Solving for the number: A culture of honest inquiry is what enlightened leaders strive for. While still on the journey, though, be on the lookout for someone using these new, powerful analytical tools to manipulate filters, choices of statistical techniques, and thresholds to support their pre-determined preferred result — for ammunition, not illumination.

GIGO: “Garbage In, Garbage Out” was widely recognized back when IT was known as the Data Processing department. That Big Data lets organizations collect and manipulate bigger piles of garbage than before changes nothing: Before you release your data lakes into the watershed, make sure your data scientists assess data quality and provide appropriate cautions as to their use.

Ease vs Importance: When it comes to data, some attributes are easier to measure than others. Even professional researchers can fall prey to this fallacy — that hard to measure means it doesn’t matter — without the blind spot ever quite reaching the threshold of consciousness.

Interpolation is safer than extrapolation: Imagine a regression analysis that yields a statistically significant correlation. And imagine that, in your dataset, the lowest value of x is $20 and the highest value is $200. Predicting the outcome of spending $40 is a pretty safe bet.

Predicting the outcome of spending $10 or $300? Not safe at all. Straight lines don’t stay straight forever. They usually bend. You just know where the line doesn’t bend — you have no idea where it does, and in what direction.

Machine guts need skepticism, too: Machine learning depends on neural networks. It’s the nature of neural networks that they can’t explain their reasoning — mostly, they’re just very sophisticated correlation finders. They’re useful in that they can plow through a lot more data than their human counterparts. But they’re still correlations, which mean they don’t imply causation.

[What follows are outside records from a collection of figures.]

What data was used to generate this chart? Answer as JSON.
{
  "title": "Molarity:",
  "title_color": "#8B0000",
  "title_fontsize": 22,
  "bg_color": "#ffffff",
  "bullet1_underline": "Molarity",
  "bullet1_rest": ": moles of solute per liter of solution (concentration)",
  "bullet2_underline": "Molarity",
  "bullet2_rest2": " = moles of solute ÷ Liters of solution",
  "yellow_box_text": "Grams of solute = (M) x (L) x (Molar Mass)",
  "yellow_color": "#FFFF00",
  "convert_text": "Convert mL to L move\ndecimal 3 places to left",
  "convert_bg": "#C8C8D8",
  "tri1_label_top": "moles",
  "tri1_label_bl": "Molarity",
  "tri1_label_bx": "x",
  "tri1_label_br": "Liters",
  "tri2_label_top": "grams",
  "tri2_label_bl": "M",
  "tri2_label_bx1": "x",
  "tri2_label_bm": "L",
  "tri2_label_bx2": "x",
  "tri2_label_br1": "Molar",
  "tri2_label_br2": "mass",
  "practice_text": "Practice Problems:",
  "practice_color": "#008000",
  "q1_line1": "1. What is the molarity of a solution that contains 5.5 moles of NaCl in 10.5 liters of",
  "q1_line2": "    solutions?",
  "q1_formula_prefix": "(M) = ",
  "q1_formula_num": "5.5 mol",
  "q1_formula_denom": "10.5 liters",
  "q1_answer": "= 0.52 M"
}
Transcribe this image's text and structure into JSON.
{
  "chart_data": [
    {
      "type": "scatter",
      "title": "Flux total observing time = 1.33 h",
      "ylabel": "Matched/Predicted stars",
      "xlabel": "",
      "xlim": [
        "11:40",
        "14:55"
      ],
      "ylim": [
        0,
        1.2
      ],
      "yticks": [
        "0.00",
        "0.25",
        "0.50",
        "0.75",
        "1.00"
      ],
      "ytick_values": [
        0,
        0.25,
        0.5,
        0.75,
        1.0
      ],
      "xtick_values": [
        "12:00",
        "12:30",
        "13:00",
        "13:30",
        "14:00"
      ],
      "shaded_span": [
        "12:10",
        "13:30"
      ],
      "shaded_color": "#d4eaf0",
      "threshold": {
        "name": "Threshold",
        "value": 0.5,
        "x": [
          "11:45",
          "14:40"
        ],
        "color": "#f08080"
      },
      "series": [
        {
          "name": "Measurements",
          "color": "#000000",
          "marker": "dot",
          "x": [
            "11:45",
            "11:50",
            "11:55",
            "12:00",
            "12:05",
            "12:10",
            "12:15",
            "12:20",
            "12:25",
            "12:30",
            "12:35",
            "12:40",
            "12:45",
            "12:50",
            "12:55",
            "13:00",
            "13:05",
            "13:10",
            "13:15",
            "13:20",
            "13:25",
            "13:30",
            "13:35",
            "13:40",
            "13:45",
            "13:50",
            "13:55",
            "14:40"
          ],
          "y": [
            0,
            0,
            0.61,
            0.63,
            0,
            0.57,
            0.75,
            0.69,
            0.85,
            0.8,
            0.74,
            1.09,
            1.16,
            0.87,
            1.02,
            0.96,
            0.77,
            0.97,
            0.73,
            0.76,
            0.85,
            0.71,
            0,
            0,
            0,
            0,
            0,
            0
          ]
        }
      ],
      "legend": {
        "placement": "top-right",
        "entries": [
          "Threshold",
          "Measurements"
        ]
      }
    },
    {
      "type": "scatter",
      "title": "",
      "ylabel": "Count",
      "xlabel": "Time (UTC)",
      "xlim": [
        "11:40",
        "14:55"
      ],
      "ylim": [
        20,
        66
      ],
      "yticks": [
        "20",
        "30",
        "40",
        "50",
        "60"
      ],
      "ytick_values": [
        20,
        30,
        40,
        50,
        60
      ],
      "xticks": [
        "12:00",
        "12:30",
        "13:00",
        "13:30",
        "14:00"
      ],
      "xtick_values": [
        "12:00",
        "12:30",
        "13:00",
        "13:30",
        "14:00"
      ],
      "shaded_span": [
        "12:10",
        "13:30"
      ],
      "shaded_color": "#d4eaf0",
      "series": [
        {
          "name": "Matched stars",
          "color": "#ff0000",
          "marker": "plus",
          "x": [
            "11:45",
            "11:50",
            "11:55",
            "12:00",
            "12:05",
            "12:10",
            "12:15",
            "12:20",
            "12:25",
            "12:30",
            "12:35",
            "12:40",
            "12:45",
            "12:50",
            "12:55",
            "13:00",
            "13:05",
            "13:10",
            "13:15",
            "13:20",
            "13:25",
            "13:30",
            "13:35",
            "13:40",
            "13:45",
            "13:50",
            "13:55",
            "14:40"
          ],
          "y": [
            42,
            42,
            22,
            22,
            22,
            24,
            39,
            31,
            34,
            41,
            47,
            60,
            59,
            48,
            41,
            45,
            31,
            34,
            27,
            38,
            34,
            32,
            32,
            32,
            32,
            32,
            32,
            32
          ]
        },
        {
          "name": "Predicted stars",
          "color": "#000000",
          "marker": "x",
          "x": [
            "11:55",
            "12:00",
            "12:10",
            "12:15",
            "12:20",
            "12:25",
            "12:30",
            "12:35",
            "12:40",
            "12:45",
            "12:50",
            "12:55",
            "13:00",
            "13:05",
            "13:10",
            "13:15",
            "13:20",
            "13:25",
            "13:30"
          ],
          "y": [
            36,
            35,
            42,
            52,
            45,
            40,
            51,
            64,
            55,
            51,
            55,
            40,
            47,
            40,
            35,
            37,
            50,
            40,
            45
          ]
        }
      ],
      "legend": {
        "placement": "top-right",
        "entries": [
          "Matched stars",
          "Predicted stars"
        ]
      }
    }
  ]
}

But of course, to us the unwary, they do.

Courage: Take a timid business — more accurately, a business made timid by business leaders who consider avoiding risks to be the pinnacle of business priorities. Now add data and analytics to the mix.

What human data scientists and their AI machine-learning brethren do is spot potentially useful patterns in the data. These patterns will sometimes suggest profitable actions.

When all is said and done, when a pattern like this, along with the potentially profitable actions, are put in front of a timid business leader, much more will be said than done.

It’s unfortunate but not uncommon: Taking action is inherently unsafe, an insight that’s true as far as it goes.

What it misses: Playing it safe is usually even more of a risk, as competitors constantly search for ways to take your customers away from you.

Play it too safe and not only won’t you take customers away from them. You’ll fail to give your own customers a reason to stay.